Critics of the low hanging fruit business model point to the examples of real fruit harvesters. Orchard workers routinely begin picking at the highest point of a tree, where the fruit has been exposed to the most sunlight and is usually the ripest. It makes sense to pick the low hanging fruit last, since it requires more time to ripen. In a business or social sense, it also makes sense to avoid the easiest options if a little more effort and time would result in a much better payoff.
@concordski: Also in my business, the phrase is used quite often and really what the majority does to achieve 'quick wins'. That being said, the 'low hanging fruit' is only perceived at a fiscal year basis, up to 12 months and highly based on an individuals performance review. So really, how can they show high impact in a short amount of time?
I find often the low hanging fruit only 'reports' impact but does not actually make a longer term benefit to the initiative and strategy. It's the company culture that drives this but most often the win is only perceived, is a short term solution that does not last and does not contribute to the longer term strategy.
I believe having the broader plan in place and taking time with that will enable the right selection of easy priorities areas to focus, vs picking the unripened apple from the bottom of the tree and hoping it will eventually ripen after I have picked it.

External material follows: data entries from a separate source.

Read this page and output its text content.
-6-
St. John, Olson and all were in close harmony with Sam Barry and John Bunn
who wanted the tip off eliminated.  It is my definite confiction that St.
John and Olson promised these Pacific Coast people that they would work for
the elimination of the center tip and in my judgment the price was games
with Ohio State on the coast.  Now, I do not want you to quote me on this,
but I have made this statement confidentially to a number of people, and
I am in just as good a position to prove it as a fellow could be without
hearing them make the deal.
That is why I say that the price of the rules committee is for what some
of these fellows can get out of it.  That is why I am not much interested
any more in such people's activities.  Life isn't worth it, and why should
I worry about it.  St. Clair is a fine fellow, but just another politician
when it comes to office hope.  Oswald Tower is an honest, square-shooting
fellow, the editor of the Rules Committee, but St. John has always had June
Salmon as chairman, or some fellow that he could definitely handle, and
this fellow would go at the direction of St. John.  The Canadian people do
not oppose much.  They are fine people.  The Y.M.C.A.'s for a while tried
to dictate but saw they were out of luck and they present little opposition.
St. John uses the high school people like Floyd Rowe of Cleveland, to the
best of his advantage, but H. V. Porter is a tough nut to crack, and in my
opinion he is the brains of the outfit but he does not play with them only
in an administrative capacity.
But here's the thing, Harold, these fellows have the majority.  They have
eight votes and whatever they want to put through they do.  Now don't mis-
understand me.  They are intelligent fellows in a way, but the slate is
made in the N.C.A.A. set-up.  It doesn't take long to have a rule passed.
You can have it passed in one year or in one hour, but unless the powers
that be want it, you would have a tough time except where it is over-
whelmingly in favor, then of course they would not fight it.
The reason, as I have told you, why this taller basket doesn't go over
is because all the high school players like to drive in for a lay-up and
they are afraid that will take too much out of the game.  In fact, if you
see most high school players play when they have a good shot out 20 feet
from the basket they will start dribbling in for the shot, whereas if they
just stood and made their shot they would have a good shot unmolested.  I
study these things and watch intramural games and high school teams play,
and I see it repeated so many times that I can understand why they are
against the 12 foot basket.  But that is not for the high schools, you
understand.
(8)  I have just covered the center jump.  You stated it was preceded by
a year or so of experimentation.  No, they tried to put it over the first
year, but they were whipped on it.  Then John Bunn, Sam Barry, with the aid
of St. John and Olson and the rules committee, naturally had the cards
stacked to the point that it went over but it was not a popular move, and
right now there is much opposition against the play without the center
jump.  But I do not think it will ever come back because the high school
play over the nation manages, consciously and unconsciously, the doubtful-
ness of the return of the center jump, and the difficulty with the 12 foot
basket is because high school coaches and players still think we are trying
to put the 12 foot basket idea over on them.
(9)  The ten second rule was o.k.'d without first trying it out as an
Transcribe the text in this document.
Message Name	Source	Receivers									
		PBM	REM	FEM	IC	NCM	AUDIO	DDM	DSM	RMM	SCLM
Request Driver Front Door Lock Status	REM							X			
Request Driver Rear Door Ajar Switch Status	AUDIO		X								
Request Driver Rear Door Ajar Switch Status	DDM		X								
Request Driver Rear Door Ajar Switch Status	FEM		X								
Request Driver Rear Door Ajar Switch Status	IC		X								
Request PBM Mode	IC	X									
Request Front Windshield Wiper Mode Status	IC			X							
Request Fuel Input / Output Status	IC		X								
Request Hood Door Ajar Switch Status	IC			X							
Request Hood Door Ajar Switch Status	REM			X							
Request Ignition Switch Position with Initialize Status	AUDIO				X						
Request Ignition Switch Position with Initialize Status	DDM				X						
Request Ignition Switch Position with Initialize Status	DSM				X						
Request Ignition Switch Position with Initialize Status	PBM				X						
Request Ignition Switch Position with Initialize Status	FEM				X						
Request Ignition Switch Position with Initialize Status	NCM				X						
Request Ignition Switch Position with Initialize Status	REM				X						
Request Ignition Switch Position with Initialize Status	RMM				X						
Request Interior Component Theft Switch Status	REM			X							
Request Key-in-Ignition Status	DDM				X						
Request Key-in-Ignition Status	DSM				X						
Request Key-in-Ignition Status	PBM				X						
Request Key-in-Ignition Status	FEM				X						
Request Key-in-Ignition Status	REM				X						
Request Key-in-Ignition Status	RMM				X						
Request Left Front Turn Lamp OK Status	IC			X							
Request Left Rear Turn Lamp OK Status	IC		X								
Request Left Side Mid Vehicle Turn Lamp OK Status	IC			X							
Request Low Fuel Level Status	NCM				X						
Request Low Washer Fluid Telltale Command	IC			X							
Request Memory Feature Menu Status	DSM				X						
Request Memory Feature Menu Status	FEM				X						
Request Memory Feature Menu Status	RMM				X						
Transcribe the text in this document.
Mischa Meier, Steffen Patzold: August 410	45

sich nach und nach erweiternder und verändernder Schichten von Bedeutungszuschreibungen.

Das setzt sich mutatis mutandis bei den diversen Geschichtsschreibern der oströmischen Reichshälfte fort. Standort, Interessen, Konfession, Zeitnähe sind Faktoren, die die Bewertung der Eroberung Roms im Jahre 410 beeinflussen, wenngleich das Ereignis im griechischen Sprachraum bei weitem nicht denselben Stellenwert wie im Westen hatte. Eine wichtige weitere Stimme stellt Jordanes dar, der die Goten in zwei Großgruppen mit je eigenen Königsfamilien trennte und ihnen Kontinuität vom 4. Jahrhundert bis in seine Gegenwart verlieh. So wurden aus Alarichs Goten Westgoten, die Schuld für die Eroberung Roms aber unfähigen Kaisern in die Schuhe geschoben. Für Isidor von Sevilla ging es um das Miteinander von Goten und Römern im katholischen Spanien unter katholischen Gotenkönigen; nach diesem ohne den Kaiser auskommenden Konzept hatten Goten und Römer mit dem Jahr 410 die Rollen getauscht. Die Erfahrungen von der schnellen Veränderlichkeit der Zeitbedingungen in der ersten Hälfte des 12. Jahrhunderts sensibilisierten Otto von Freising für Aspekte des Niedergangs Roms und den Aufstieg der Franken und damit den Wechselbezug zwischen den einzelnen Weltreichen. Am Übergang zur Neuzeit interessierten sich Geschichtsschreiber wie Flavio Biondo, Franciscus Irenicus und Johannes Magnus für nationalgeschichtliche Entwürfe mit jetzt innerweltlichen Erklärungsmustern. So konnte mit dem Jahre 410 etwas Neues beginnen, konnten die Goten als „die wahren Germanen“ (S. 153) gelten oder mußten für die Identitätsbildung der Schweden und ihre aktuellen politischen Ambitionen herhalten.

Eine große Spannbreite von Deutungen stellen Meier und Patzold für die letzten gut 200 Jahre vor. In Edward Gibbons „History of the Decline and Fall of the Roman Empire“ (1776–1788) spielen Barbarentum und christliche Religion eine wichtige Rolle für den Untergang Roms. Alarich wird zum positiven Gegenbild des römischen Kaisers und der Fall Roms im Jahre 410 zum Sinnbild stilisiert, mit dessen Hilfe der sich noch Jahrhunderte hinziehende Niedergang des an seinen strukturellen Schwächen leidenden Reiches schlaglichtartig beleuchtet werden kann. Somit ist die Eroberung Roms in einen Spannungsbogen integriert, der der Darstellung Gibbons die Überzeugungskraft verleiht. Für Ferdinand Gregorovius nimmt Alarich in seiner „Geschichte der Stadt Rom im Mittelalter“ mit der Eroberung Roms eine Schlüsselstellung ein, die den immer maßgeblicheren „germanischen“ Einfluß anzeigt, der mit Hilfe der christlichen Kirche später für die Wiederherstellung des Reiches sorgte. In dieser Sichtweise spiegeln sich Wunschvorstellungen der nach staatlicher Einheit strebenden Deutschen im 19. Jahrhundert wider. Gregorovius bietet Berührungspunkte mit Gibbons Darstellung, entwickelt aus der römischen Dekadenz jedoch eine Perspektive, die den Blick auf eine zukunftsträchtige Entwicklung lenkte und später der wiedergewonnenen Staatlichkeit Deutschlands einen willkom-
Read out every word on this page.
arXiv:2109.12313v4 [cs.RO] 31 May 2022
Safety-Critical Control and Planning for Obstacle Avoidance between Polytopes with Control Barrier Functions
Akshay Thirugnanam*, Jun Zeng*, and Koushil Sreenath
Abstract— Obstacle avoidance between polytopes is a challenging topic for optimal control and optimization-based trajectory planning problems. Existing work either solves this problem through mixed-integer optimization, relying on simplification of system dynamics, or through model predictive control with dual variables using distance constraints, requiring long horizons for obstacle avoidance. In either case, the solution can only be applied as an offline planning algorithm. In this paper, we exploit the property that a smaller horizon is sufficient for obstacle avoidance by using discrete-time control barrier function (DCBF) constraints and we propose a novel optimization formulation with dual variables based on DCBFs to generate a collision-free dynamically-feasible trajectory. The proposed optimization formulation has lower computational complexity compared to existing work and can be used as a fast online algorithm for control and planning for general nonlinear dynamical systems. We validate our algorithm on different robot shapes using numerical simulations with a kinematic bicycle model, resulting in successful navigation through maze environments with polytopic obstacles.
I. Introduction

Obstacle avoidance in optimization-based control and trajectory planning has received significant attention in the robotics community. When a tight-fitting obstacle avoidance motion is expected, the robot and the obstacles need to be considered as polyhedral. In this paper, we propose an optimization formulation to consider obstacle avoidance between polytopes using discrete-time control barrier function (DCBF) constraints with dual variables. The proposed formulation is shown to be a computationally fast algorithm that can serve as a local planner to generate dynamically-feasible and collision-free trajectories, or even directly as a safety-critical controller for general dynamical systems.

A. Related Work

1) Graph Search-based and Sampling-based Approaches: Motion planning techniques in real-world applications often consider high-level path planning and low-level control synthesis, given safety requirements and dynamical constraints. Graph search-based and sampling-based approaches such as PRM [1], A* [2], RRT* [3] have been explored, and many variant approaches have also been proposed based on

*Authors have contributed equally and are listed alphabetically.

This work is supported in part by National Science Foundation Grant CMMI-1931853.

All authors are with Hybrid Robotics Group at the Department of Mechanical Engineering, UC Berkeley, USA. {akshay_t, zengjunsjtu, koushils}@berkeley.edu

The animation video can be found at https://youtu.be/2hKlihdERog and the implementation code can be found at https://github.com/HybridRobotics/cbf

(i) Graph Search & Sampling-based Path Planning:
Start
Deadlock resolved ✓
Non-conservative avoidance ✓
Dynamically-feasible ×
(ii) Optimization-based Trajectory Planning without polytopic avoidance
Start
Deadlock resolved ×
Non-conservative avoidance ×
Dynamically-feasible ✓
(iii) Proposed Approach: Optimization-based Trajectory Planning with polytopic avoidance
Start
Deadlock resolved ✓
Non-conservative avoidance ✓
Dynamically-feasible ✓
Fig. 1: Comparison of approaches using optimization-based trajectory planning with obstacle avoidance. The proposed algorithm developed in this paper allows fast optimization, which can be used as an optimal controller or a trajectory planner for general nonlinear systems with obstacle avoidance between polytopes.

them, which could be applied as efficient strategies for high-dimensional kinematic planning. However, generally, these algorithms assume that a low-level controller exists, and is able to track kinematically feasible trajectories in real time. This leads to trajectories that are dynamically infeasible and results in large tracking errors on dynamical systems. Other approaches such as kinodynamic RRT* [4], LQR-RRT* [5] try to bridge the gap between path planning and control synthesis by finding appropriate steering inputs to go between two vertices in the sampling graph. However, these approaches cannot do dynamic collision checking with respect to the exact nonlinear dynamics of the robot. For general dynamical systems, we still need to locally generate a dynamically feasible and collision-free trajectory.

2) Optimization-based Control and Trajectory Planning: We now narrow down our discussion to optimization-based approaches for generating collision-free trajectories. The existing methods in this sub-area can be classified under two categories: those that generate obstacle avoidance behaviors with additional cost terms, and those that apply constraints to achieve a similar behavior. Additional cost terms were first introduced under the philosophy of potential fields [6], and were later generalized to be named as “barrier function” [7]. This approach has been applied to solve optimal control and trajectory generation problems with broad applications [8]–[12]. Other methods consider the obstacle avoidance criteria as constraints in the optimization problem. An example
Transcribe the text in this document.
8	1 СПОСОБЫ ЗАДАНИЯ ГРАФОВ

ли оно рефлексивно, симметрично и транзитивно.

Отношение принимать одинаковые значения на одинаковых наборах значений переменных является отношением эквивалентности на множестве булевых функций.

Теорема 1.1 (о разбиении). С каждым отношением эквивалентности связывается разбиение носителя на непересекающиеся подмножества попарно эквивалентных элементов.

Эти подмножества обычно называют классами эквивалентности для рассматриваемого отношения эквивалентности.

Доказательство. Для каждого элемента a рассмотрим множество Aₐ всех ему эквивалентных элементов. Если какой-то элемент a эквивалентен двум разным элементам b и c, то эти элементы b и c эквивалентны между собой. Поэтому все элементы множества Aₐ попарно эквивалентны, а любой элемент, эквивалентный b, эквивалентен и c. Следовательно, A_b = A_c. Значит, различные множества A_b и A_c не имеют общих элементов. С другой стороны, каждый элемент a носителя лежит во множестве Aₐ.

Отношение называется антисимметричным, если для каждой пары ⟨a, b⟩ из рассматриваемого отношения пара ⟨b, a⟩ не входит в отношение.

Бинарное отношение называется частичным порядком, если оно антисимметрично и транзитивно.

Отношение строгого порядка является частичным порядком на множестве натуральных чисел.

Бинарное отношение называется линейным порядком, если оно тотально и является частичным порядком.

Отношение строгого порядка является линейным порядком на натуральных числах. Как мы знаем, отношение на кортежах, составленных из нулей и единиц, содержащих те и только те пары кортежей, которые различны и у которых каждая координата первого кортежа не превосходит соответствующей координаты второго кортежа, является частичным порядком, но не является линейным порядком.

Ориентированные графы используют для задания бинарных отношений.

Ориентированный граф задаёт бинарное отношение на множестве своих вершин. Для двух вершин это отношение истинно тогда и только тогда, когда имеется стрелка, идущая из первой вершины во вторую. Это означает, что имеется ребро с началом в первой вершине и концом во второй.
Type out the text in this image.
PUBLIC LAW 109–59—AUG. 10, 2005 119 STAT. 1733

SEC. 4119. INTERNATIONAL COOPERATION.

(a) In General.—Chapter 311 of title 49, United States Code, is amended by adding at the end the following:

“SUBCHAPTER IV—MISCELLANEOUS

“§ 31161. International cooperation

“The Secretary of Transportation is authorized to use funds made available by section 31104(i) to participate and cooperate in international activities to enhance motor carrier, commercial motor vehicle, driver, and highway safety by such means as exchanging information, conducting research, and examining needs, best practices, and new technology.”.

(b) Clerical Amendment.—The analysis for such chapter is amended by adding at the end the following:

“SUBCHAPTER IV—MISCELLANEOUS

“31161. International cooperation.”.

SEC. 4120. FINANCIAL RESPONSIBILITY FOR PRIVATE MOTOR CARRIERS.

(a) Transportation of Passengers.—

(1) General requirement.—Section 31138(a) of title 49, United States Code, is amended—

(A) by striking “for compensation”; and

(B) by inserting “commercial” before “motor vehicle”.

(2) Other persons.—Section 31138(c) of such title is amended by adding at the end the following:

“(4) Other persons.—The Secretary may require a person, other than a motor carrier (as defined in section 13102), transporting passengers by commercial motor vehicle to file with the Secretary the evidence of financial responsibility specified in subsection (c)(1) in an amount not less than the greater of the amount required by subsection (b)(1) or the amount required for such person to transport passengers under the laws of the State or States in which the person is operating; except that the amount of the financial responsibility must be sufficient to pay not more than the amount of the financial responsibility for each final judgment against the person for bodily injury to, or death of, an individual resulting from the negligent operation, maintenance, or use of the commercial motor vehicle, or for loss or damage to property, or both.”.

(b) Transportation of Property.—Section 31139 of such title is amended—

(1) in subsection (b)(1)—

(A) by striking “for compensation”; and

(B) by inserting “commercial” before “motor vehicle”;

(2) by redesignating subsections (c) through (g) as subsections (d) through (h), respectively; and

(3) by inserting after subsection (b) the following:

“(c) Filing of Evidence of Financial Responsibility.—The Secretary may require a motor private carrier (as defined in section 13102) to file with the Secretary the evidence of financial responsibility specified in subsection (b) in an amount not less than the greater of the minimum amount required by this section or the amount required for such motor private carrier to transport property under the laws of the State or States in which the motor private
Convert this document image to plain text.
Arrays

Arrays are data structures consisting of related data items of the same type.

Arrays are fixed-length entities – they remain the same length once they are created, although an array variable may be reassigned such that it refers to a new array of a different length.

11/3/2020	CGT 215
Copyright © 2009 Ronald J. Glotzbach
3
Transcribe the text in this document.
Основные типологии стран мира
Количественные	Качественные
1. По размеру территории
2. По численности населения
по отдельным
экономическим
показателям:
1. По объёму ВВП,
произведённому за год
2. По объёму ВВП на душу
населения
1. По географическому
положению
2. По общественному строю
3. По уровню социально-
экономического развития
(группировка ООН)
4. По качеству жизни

What does the "world is not round mean"?
@ Concordski- I have never heard the expression low hanging fruit, but I like your analogy of the term. Sometimes entrepreneurs do not make the best business people, and business people do not make the best entrepreneurs. Entrepreneurs often need a partner or support network to help them focus their good ideas. The idea may be great, but the execution may be lacking. The aesthetic details often sidetrack entrepreneurs, causing them to lose focus on the less glorious inner workings of operating a business. Using the low hanging fruit idiom in the way that you did describes the common flaw many entrepreneurs share.
We use the phrase "low hanging fruit" in business all the time. But it has nothing to do with sales to customers... rather we use the term to refer to the things that we should be do first.
We go after the low hanging fruit first because those initiatives, by definition, are the ones that are easiest to do and will have the biggest impact on the growth of our business.
Its common sense, really, but I have run across many entrepreneurs who do not focus on the important and easy stuff first; they focus on some unimportant aspect instead of being laser focused on what matters.
For example, some web-entrepreneurs over focus on design issues, and worry about minor details (that can be time-consuming to get just right). They would be better off focusing the majority of their time on developing new features that their users want.